The second episode of the ninth series is The Adolescence of Time, by the New Adventures and Eighth Doctor Adventures writer Lawrence Miles, who previously wrote two Benny novels, Down and Dead Romance, back in 1997 and 1999. Miles’s Doctor Who work is notorious for its strange concepts and offbeat ideas; The Adolescence of Time isn’t as mind-bending as Dead Romance or his Eighth Doctor story Alien Bodies, but it certainly is unexpected. Miles uses the series’s newly loosened focus to go really far afield. Instead of another freelance-Benny-on-a-dig-gone-wrong in the vein of Beyond the Sea, we’re suddenly 65 million years in the past and Benny is nowhere to be heard. The Adolescence of Time firmly puts the focus on Peter Summerfield, who steps into the spotlight for the first time, as he tries to help save a race of sentient pterodactyls.
Benny’s time ring (which I think was destroyed or lost in The Grel Escape; it’s been a long time) has pulled Peter into Earth’s prehistory. Miles’s story posits a race of sentient flying reptiles on the early Earth, clearly mean to parallel the Silurians on land and the Sea Devils in the ocean. Only the asteroid impact that killed the dinosaurs has had some strange effects on their environment and the civilisation. With Benny gone, Peter is determined to save the day himself.
The Adolescence of Time has neat concepts, but as a story, it’s hard to become invested in. It’s one of those Doctor Who-adjacent stories where people with silly names have context-less conversations about concepts you don’t understand. It’s also one of those stories where the limited cast size of Bernice Summerfield becomes too obvious: some writers know how to get around that so as you don’t notice, but here it’s painfully obvious that this planet-spanning civilisation consists of three people and two rooms. I found the story difficult to get invested in, and difficult to follow. What exactly was happening with the weird forces in the planet? I’m not sure.

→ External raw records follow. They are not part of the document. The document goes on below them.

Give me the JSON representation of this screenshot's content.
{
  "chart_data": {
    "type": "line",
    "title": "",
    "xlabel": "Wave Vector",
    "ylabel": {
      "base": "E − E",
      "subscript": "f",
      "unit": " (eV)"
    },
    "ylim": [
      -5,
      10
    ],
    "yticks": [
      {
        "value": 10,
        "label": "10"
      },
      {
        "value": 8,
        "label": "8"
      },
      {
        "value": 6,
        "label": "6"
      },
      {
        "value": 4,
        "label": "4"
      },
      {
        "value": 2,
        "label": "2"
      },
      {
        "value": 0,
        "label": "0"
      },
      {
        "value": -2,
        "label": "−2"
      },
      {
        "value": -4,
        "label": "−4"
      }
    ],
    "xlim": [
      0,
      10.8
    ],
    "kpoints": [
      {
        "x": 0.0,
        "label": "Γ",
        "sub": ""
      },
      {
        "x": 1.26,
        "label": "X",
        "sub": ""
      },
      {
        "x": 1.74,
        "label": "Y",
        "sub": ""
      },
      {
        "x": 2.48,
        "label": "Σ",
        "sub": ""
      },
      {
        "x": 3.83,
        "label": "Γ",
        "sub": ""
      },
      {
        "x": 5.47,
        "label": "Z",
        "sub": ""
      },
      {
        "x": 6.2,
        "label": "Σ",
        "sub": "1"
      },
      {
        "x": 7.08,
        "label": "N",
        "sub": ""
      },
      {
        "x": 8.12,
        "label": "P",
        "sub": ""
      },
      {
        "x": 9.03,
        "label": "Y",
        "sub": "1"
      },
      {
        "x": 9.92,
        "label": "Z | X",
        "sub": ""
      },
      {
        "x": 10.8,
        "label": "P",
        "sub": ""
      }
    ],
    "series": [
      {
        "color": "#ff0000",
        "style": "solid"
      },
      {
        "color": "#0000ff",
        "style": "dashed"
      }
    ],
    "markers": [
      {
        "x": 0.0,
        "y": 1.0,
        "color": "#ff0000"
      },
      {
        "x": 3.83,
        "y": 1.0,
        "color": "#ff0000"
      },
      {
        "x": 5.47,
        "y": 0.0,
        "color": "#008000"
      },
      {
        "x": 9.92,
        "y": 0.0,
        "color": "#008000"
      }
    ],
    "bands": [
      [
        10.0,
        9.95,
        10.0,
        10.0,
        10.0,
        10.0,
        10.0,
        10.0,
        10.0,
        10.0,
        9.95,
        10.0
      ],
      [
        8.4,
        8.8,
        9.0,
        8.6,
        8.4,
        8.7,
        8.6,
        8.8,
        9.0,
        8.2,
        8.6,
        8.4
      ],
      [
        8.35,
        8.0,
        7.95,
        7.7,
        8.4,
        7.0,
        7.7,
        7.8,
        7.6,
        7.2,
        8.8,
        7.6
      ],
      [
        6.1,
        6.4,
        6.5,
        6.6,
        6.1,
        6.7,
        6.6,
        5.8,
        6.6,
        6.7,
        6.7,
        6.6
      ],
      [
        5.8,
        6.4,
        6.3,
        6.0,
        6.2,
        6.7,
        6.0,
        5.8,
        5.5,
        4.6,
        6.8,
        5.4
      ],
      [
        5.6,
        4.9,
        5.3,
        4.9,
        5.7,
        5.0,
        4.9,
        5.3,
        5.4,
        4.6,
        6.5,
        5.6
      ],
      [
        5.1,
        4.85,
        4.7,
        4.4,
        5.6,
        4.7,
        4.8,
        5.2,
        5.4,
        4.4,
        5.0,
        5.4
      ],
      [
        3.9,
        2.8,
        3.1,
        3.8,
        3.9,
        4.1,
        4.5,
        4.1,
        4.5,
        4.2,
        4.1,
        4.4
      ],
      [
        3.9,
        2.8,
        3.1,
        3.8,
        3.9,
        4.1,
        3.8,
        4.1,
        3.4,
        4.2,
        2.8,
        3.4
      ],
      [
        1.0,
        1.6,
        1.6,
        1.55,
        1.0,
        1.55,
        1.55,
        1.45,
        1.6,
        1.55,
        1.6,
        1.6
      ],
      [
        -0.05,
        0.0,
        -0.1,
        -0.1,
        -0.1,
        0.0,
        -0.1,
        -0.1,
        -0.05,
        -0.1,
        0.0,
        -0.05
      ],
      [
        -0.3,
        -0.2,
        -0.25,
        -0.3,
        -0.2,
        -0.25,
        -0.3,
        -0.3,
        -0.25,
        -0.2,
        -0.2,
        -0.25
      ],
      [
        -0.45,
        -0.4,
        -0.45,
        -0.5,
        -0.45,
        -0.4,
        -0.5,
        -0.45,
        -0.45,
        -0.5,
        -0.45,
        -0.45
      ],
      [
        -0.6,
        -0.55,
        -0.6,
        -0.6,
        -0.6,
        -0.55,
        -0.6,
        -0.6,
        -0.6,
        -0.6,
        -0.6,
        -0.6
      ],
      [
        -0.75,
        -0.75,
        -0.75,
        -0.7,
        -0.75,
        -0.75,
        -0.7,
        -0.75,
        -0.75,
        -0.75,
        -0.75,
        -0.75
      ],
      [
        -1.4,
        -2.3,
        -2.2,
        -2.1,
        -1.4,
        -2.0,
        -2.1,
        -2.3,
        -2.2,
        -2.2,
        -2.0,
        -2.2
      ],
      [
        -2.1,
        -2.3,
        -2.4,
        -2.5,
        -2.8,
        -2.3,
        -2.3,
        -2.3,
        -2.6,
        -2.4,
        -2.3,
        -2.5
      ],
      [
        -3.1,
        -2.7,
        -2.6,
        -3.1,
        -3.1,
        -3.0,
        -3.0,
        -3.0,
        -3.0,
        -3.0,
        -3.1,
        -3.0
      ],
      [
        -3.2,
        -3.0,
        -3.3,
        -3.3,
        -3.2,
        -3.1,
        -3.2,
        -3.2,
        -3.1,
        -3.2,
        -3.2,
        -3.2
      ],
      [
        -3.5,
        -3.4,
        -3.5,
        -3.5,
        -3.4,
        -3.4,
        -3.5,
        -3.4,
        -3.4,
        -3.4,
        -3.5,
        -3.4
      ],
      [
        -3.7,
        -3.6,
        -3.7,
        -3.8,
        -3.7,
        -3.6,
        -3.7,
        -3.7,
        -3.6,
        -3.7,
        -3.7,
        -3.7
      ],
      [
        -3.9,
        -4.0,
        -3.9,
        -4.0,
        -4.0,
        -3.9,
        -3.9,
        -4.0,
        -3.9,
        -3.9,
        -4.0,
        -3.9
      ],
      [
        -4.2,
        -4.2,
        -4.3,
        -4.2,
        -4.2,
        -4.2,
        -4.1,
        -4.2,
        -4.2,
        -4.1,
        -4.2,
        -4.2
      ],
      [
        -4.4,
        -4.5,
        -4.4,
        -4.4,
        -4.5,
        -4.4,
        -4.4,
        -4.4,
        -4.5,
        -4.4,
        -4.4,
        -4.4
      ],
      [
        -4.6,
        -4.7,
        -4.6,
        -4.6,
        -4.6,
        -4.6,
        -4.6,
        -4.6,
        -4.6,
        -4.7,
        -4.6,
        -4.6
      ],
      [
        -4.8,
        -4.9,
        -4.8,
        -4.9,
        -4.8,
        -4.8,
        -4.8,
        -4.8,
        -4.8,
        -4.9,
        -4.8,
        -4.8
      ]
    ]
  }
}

I like the idea of putting Peter front and centre, but Adolescence of Time doesn’t quite pull it off. I don’t know if it’s the acting or the writing, but Peter comes across as a bit too whiny and petulant. We live in a world of young adult protagonists, but the way to make them work is to give them strength beyond their years. Neither the writing nor Thomas Grant’s performance pull this off. Peter is too obviously being set up for a fall when he declares he can save the planet without his mum; I wish there had been more subtlety here, so that you were rooting for him to prove himself. Instead the story seems to be undermining its own protagonist!
This is one of the first (I think the second or third) Big Finish production to be directed by Lisa Bowerman; presumably, this was made doable by how little Benny actually appears in the story. Bowerman does her best with a low-energy script, I suspect, but also she would do much better work later on (like her massive Jago & Litefoot collection of work). The real star of the story is Matthew Cochrane on sound design, who has to depict massive battles of aerial predators and does so with aplomb!
The Adolescence of Time (by Lawrence Miles; starring Lisa Bowerman) was released by Big Finish Productions in August 2008.